The Brain In Ancient Egypt
Ancient Egypt|July / August 2020
Neuroanaesthetist Ira Rampil suggests that Egypt’s ancient medical men were well aware of the importance of the brain and understood the limitations to treating brain injuries that we have still not overcome today.
The Brain In Ancient Egypt

“A giant wad of snot – isn’t that what Egyptians thought of the brain?” This quote from an esteemed neurosurgical colleague at a major teaching hospital reflects a popular assessment of the ancient Egyptians. Herodotus described some funerary practices where the brain was treated as useless, disposable waste, but this may have simply been a practical solution to a mortuary problem.
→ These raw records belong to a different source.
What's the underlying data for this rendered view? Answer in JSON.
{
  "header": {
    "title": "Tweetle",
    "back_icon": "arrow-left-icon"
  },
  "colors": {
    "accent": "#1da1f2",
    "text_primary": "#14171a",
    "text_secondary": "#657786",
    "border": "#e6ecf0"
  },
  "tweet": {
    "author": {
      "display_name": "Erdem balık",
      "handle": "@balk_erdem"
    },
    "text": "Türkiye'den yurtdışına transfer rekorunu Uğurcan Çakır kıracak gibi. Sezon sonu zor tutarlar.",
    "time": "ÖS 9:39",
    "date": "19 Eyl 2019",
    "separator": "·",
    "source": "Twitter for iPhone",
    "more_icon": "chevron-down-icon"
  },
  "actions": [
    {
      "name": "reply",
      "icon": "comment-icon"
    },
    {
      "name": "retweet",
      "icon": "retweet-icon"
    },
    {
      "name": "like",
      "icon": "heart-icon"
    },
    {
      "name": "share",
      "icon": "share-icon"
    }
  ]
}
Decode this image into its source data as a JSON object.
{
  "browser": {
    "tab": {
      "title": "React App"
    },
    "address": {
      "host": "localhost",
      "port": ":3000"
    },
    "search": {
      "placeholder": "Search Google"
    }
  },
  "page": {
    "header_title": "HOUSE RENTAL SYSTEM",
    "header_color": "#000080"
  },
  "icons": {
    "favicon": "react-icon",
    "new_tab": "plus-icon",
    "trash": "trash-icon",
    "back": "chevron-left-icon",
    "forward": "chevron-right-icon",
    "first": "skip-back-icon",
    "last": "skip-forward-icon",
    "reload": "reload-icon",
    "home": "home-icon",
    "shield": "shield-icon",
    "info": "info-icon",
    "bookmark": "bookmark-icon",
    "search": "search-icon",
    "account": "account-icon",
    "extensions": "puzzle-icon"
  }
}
Egyptian culture, however, from very early times was aware of the essential nature of the brain. I hypothesise that brain extraction was a strategy to improve the odds of quality mummification.

Evidence of Importance to Life

The paramount nature of the brain is reflected in a central feature of the earliest attested document in human history. The Narmer Palette, c. 3150 BC (shown above), depicts the king, exercising his power of life and death via the ‘smiting’ pose, a rapid means to destroy an enemy by disrupting the structure of the brain. Smiting was a standard icon for three millennia. Also on the palette is the depiction of decapitated enemies, another form of destroying the brain’s control of life.

War and violence were well known from Predynastic times, allowing ancient physicians to learn to triage and treat combat injuries and observe the consequences of these injuries. Soldiers also knew that the fastest way to immediately incapacitate an enemy in close combat was to injure their brain.